Uzor Arukwe’s Father Has No Clue He’s a Nollywood Star

During a recent interview on Arise News about his latest film, “Family Gbese,” popular Nigerian actor Uzor Arukwe dropped a bombshell—a revelation he’d shared before but one many may have missed: not everyone in his family knows what he does for a living.

 

“My dad still doesn’t know that I’m an actor,” he confessed.

 

At this point, we’re left with the same question we had back in July: “Does his father live under a rock?” Because with a resume rich in movies like “Sugar Rush” and “A Tribe Called Judah,” Arukwe’s face is practically a staple on Nigerian screens.

 

Surely, his father has caught at least one of his blockbuster performances, right?

 

Here’s the scoop: Before his rise to Nollywood stardom, Arukwe had a “dream job” by most Nigerian parents’ standards, that is, a white-collar career. With degrees in Economics and Business  Administration, plus an MBA, he spent a decade climbing the corporate ladder—five years in telecom, followed by another five years in retail—before taking the leap into acting in 2018.

 

In a chat with Chude Jideonwo back in July, he admitted,

 

“I’ve been doing this all my life, but I wasn’t sure if I was supposed to hang my corporate boots and then go with my creative boots.”

 

Uzor Arukwe
Uzor Arukwe

Spoiler alert: he did, and it wasn’t pretty at first. Between 2012 and 2013, he only landed one acting gig. “I was at home for one year. I had no job, and nobody was calling me for film. It was terrible….You pray in the morning, then everyone goes to work, and it’s just you.”

 

Despite being paid peanuts at the start and people treating him terribly, Arukwe says he treated every performance like his last.

 

As for his father, he’s heard but doesn’t want to believe. In his mind, Arukwe, the firstborn son of an engineer, was groomed for a career in something more “respectable” like Banking or Law. His family didn’t exactly cheer him on when he was the school’s top dancer and actor.

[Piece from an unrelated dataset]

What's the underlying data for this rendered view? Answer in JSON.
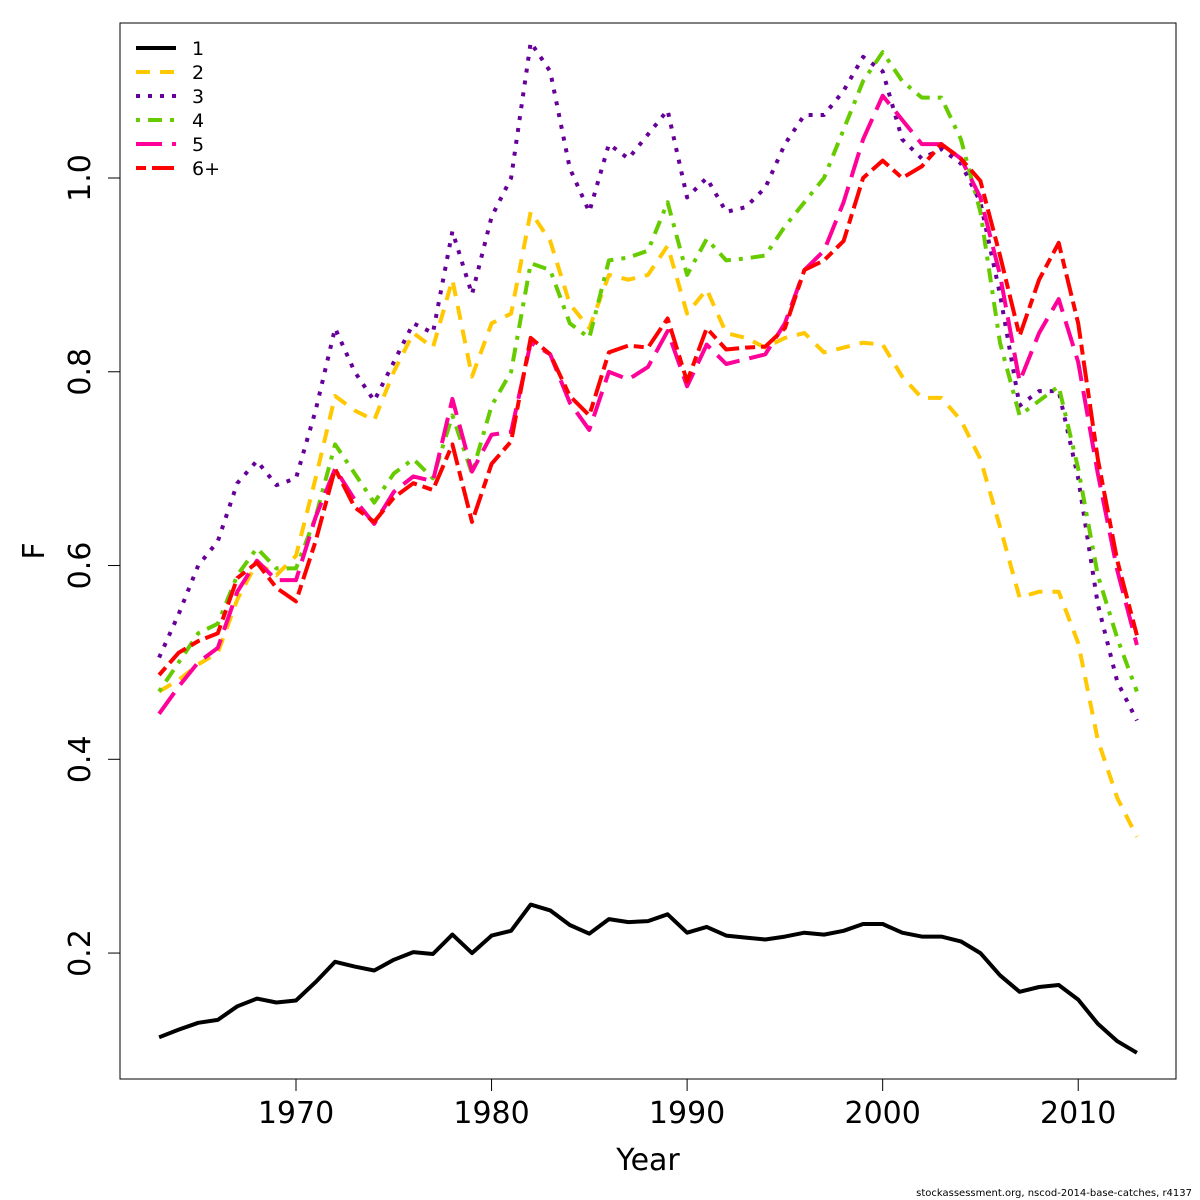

His mother might preach “freedom of choice,” but his father still doesn’t like the idea of creative arts. “He doesn’t think I should do it, doesn’t want me to do it, and doesn’t know I do it. I still lie to him about it.”

 

At this point, we’re guessing someone in the family must have spilled the beans to dear old Dad, but he’s either pretending not to know or just biding his time before he delivers an old-school Nigerian parent lecture.

 

Maybe one day he’d even surprise his son by showing up to a movie premiere with a mixture of fear, shock, and possibly pride on his face. We can’t wait for that moment—it’d be a scene worthy of a Nollywood movie.